Multi-Orientation Edge-Minimum Repair for Non-Redundant Fault-Tolerant Broadcasting in Dense Eisenstein--Jacobi Networks

Abstract

Dense Eisenstein--Jacobi (EJ) networks are degree-six algebraic interconnection networks whose finite quotient geometry is naturally represented by a hexagonal axial-coordinate ball. This paper studies non-redundant one-to-all broadcast repair in the dense EJ network generated by α=(t+1)+tω, where t is the network diameter. We propose EJ-MOEM, a multi-orientation edge-minimum repair method that evaluates a constant-size family of hexagonal broadcast-tree orientations, selects a fault-aware candidate, contracts the fault-pruned tree into healthy components, and reconnects these components using external component-crossing repair edges. The resulting structure is a rooted spanning tree of the healthy subgraph: every healthy node receives the message exactly once, no faulty node is used, and the original healthy tree components are preserved. We prove that, for a chosen orientation whose fault-pruned component graph is connected, exactly c-1 external repair edges are necessary and sufficient, where c is the number of healthy components.
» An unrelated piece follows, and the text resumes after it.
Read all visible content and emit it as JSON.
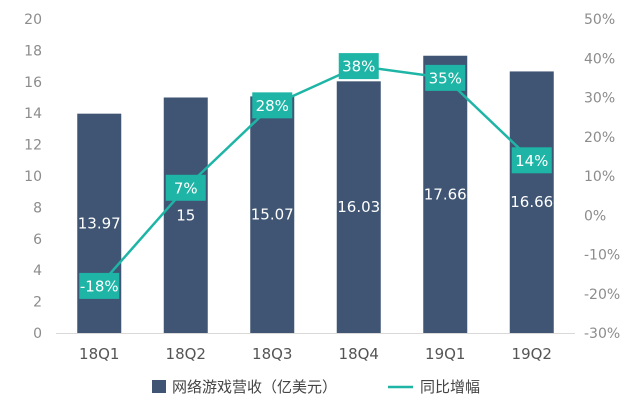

We also prove a depth-certificate theorem for EJ coordinate-reduction trees: every one-fault placement admits a repair of depth at most t+1, and every two-fault placement admits a repair of depth at most t+2. The proof uses the three-strip representation of EJ hexagons, a sector-suffix attachment lemma, a non-adjacent-sector separation lemma, and a six-direction shielding classification for paired cuts. Extended validation includes exhaustive one- and two-fault enumeration for t=2,…,12,14,16,18 (up to N=1027 and 525,825 two-fault placements at t=18), structured theorem-critical tests through t=30, and large random tests through t=200, all with 100\% success and no violation of the theorem.